Shares of Johnson & Johnson, which is a much more diversified health care company, fell 79 cents, or about 1 percent, to $61.82.

The drugs, genetically engineered versions of a human hormone that stimulates production of oxygen-carrying red blood cells, constitute Medicare's biggest drug expenditure.

Last year Aranesp had sales of $4.1 billion. Sales of Aranesp and Epogen, a similar drug used to treat anemia in kidney dialysis patients, accounted for nearly half of Amgen's $14.3 billion in revenue.

Sales of Johnson & Johnson's Procrit, known as Eprex outside the United States, were $3.2 billion.

Medicare's proposals will be open to public comment for a month and are expected to go into effect later this year.

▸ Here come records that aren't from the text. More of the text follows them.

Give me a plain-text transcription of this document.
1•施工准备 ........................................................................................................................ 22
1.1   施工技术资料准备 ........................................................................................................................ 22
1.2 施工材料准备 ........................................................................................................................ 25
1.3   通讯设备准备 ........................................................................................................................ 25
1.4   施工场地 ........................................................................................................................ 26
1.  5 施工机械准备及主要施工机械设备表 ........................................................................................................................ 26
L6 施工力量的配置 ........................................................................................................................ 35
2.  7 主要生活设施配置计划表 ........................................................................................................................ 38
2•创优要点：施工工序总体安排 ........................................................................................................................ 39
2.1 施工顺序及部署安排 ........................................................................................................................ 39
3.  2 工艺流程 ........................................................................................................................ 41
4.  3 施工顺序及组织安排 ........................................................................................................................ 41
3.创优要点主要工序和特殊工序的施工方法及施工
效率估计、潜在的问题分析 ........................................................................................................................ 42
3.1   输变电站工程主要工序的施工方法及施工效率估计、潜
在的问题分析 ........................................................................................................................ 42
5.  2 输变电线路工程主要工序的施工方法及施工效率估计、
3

Amgen, known in Washington as a formidable lobbyist, is bound to fight them. It said in a statement that it planned to work with Medicare officials ''to ensure that coverage decisions are consistent with the available science and in the best interest of patients.''

Stephanie Fagan, a spokeswoman for Johnson & Johnson, said that Medicare should not have acted until a final decision by the F.D.A. on the advisory panel's recommendation.

Dr. George Demetri, an oncologist at the Dana-Farber Cancer Institute and Harvard University, who has also consulted for both Amgen and Johnson & Johnson, said the proposed restrictions ''seem very strict,'' though he added that Medicare might have evidence that he was not aware of.

Still, Dr. Demetri, who is on a committee that develops anemia treatment guidelines for an organization of leading cancer centers, said that solid studies on the safety of the drugs were ''distressingly limited.''

One group of patients likely to object to the new proposals suffer from myelodysplastic syndromes, or M.D.S., a family of bone marrow diseases that can lead to leukemia. The drugs are not approved to treat the anemia that often accompanies M.D.S., but Medicare has been paying for such use. Now, it proposes to stop.

''There's a body of literature that supports their use in M.D.S. even though they don't have the indication,'' said Dr. Mikkael Sekeres, the co-chairman of the medical advisory board of the Aplastic Anemia and MDS International Foundation.